Love Toto’s ‘Africa’ because it’s dreadful? Here’s just how awful it is.
At the risk of ruining this perfectly horrendous song for Toto fans everywhere, I can think of no better time than this moment of truth talking to dive deep into the shallow lyrics of the 1980’s classic and unpack the many and various ways it is an assault on sense and the senses.
For too long we have acknowledged the stratospheric cheesiness of the song, while marvelling at its wild popularity without asking whether its rousing chorus, and melancholy earnestness has duped us into belting out utter drivel.
No longer.
Don’t get me wrong, as an Africa immigrant who has lived off the continent for a few decades, I too have taken guilty pleasure in dialling up the volume in the car under the guise of expanding my kids’ cultural appreciation.
(Appreciation of 1980s pop music - not African culture, of course.)
But there are only so many times you can slide down the last line of the chorus into a baffling non-sequitur rolled into a grammatically challenging structure, where ‘things’ start off as actions and end up objects.
He’s going to take some time to do the things he never had? If you have things, surely they are tangible possessions, or perhaps feelings, neither of which you can do.
The unforgettable line “I blessed the rains down in Africa,” is similarly confusing. Down from where? Europe, maybe, if you take a north-up, south-down approach to the world (I try not to), but Toto are from Los Angeles, which is more to the left of Africa than it is above it.
And what makes them think it would be of benefit to have a rock band from California bestowing divine favour upon African precipitation?
As far as I can tell, there is no evidence such action has ever altered weather systems.

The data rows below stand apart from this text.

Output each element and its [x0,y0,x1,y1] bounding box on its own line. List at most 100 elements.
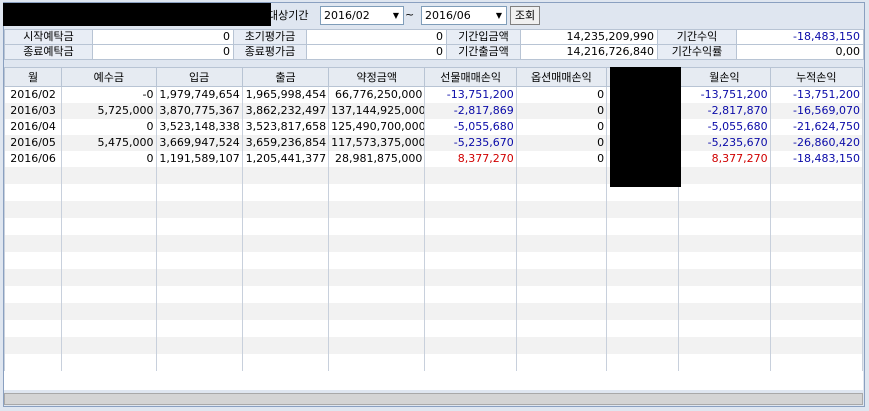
empty-cell [241,286,330,303]
table-cell: 3,523,148,338 [155,119,243,135]
column-header[interactable]: 누적손익 [769,67,863,87]
table-cell: 125,490,700,000 [328,119,426,135]
summary-label: 기간수익 [657,29,737,45]
empty-cell [4,201,63,218]
empty-cell [678,201,771,218]
empty-cell [606,252,680,269]
table-cell: -0 [61,86,157,103]
table-cell: 3,862,232,497 [241,103,330,119]
empty-cell [678,252,771,269]
empty-cell [155,320,243,337]
empty-cell [4,337,63,354]
empty-cell [515,303,608,320]
column-header[interactable]: 선물매매손익 [424,67,517,87]
table-cell: 8,377,270 [424,151,517,167]
empty-cell [61,201,157,218]
table-row[interactable]: 2016/05 5,475,000 3,669,947,524 3,659,236,8… [4,135,863,151]
empty-cell [61,286,157,303]
empty-cell [769,201,863,218]
summary-value: 0 [306,44,447,60]
empty-cell [769,218,863,235]
column-header[interactable]: 약정금액 [328,67,426,87]
empty-cell [241,218,330,235]
empty-cell [61,218,157,235]
table-row[interactable]: 2016/04 0 3,523,148,338 3,523,817,658 125,49… [4,119,863,135]
empty-cell [606,286,680,303]
table-cell: 137,144,925,000 [328,103,426,119]
empty-cell [515,201,608,218]
empty-cell [606,269,680,286]
empty-cell [155,354,243,371]
empty-cell [241,167,330,184]
table-row[interactable]: 2016/02 -0 1,979,749,654 1,965,998,454 66,77… [4,86,863,103]
empty-cell [769,337,863,354]
empty-cell [61,252,157,269]
summary-table: 시작예탁금 0 초기평가금 0 기간입금액 14,235,209,990 기간수익 -18,4… [4,29,864,60]
empty-cell [769,303,863,320]
empty-cell [61,337,157,354]
empty-cell [4,252,63,269]
empty-cell [424,303,517,320]
query-button[interactable]: 조회 [510,6,540,25]
column-header[interactable]: 출금 [241,67,330,87]
table-cell: 28,981,875,000 [328,151,426,167]
empty-cell [515,286,608,303]
start-period-select[interactable]: 2016/02 ▼ [320,6,404,25]
column-header[interactable]: 예수금 [61,67,157,87]
empty-cell [678,184,771,201]
empty-cell [155,269,243,286]
empty-cell [241,320,330,337]
empty-cell [606,303,680,320]
table-cell: 1,205,441,377 [241,151,330,167]
column-header[interactable]: 월손익 [678,67,771,87]
empty-row [4,218,863,235]
empty-cell [155,286,243,303]
table-cell: -13,751,200 [424,86,517,103]
empty-cell [678,303,771,320]
column-header[interactable]: 월 [4,67,63,87]
summary-value: 14,216,726,840 [520,44,658,60]
empty-cell [328,354,426,371]
table-cell: -21,624,750 [769,119,863,135]
empty-cell [678,320,771,337]
table-cell: 5,475,000 [61,135,157,151]
empty-cell [241,354,330,371]
table-cell: 3,870,775,367 [155,103,243,119]
empty-cell [155,167,243,184]
empty-cell [61,303,157,320]
empty-cell [155,303,243,320]
range-separator: ~ [405,8,415,21]
empty-cell [424,354,517,371]
summary-row: 종료예탁금 0 종료평가금 0 기간출금액 14,216,726,840 기간수익률 0,00 [4,44,864,60]
empty-cell [769,184,863,201]
summary-value: 14,235,209,990 [520,29,658,45]
table-row[interactable]: 2016/06 0 1,191,589,107 1,205,441,377 28,981… [4,151,863,167]
empty-cell [328,337,426,354]
empty-cell [241,201,330,218]
end-period-select[interactable]: 2016/06 ▼ [421,6,507,25]
table-row[interactable]: 2016/03 5,725,000 3,870,775,367 3,862,232,4… [4,103,863,119]
table-cell: 117,573,375,000 [328,135,426,151]
column-header[interactable]: 입금 [155,67,243,87]
empty-cell [606,337,680,354]
empty-cell [515,218,608,235]
empty-cell [424,235,517,252]
column-header[interactable]: 옵션매매손익 [515,67,608,87]
table-cell: 0 [515,103,608,119]
empty-cell [4,167,63,184]
horizontal-scrollbar[interactable] [4,393,863,405]
empty-cell [515,235,608,252]
empty-cell [424,167,517,184]
empty-row [4,184,863,201]
table-cell: 2016/02 [4,86,63,103]
table-cell: -26,860,420 [769,135,863,151]
empty-cell [61,320,157,337]
redacted-column [610,67,681,187]
table-cell: 2016/05 [4,135,63,151]
empty-cell [328,269,426,286]
empty-cell [769,235,863,252]
monthly-grid[interactable]: 월 예수금 입금 출금 약정금액 선물매매손익 옵션매매손익 월손익 누적손익 2016/02-… [4,67,863,390]
empty-cell [155,218,243,235]
empty-cell [61,269,157,286]
empty-cell [328,167,426,184]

Call me too literal, but they need to brush up on their knowledge of African fauna too.
While the line ‘wild dogs cry out in the night’ might evoke haunting tones of the African savannah, to anyone who knows the continent and its wildlife it screams ignorance.
To start with, African wild dogs are diurnal. They might hunt at night but wouldn’t cry out as that would alert their prey. Instead they call to each other with a sound more like a hooting owl.
What Toto are probably thinking of are hyena, which do cry out in the night with an eerie call, but they are not dogs.
Perhaps the sciences aren’t their forte, for the line “The moonlit wings reflect the stars that guide me towards salvation” also defies basic laws of physics.
If they mean the passenger could see stars reflected on the wing, surely it would also reflect an image of the moon, rather than be lit by the moon. And if moonlight is illuminating the wing, then you wouldn’t be able to see a reflection of the stars.
Whichever way they intend it, clearly it’s just a vehicle for a religio-celestial reference that’s supposed to provoke nostalgia for a dark continent, populated by missionaries liberally dispensing redemption to the uncivilised.
Srsly?
Yes, I know the band has admitted the song was written by “a white boy” who had never set foot in the vast place and could therefore only refer to what he’s seen on TV.
And those who are serious about 80’s pop explain the song is about a feeling, rather than the continent, or the people who live there (who don’t get a mention).
Which just means that when we call it an iconic pop hit, that status refers to it being a symbol of a decade when meaninglessness reigned supreme.
Or is that a thin veneer of reason to allow us to belt out its anthemic chorus and channel its cathartic emotion, while ignoring it is poor poetry paired with pointless sentiment, tinged with a tendency to mythologise Africa as an untamed, disembodied continent?
And if that’s trashed the song for you … you’re welcome.